Areas of consideration:

Keeping things simple this morning, although sentiment remains to the downside, sellers are nearing incredibly potent support between 0.90/0.9051 (green – H4). While the area may not stimulate a major reversal, it is still a base that could prompt a recovery back to at least the 0.91 vicinity, enough to perhaps cause short-term sellers to cover positions.

For that reason, countertrend traders are likely to watch H4 price behaviour within 0.90/0.9051 closely today for signs of bullish intent, targeting 0.91 as an initial take-profit zone.

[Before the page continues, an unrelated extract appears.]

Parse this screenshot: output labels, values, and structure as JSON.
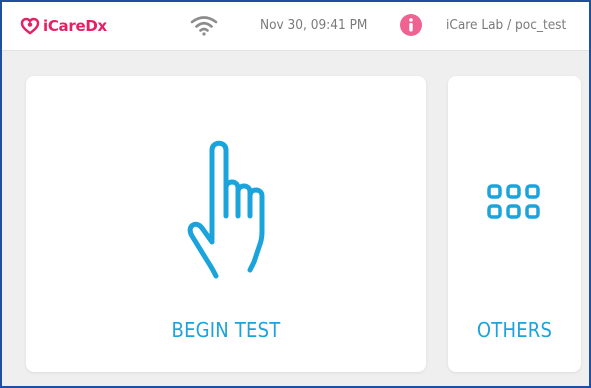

Dow Jones Industrial Average:

Major US equity benchmarks settled mostly higher Monday amid a rally in technology companies. The Dow Jones Industrial Average declined 86.11 points, or 0.31%; the S&P 500 rallied 9.14 points, or 0.27% and the tech-heavy Nasdaq 100 traded higher by 124.12 points, or 1.11%.

Taking into consideration that price movement was limited Monday, much of the following report will echo thoughts aired in Monday’s technical briefing.

From the weekly timeframe:

US equities traded strong last week, extending the prior week’s 3.5% advance and overthrowing the 27638 high. Although a 27638 retest could develop this week, the unit is poised to make a run for the 2020 yearly opening level at 28595.

Daily timeframe:

A closer examination of price action on the daily timeframe reveals resistance is seen at 28208, with support placed at 27640. Breaking resistance could have action make its way towards the 2020 yearly opening level on the weekly timeframe at 28595, while tunnelling through support has trend line support, extended from the low 18213, to contend with.

H4 timeframe:

Activity on the H4 timeframe established position off daily support at 27640 last Wednesday and closed a touch off session peaks. Candle action, as you can see, has remained pretty much stationary since then, albeit spiking to a low at 27678 Friday.

Areas of consideration:

An additional test of daily support at 27640 may form, perhaps drawing out dip-buying strategies. Failure to hold, nevertheless, brings light to H4 support at 27360.

Traders who managed to secure a long entry from daily support at 27640 (a noted move to watch for in recent reports) last Wednesday will likely have daily resistance at 28208 marked as a valid take-profit target, with a break, as highlighted above, likely pushing for weekly resistance at 28595, the 2020 yearly opening level.

 

XAU/USD (GOLD):

Spot gold kicked off the week in fine form, rallying more than 2% against the buck. After delivering its largest weekly percentage fall since March last week, the rebound, technically speaking, is not a surprise.

Last week’s retreat found demand from $1,921.00, the previous all-time high (September 2011), as well as weekly support coming in at $1,882.70. Traders will also acknowledge daily price shook hands with trend line support last Wednesday, extended from the low $1,455.32, along with converging support from $1,911.90.

Recent buying observed H4 candles reclaim August’s opening level at $1,975.90, followed by resistance at $1,981.30 (both now representing supports), shining today’s spotlight on the key figure $2,000.00.

Areas of consideration:

According to chart studies, this remains a buyers’ market – even more so should we brush aside $2,000.00.

Most conservative buyers will want to see $2k consumed before committing, potentially setting the technical stage for an approach to at least H4 Quasimodo resistance at $2,036.30. A retest at $2k might also add conviction, particularly if the retest forms in the shape of a H4 bullish candlestick signal.

Other traders, however, those who feel upside pressure derived from higher timeframe supports is adequate to bolster further buying, may look to trade any retest off $1,975.90/$1,981.30 on the H4 today, in hope of a $2k break to the upside.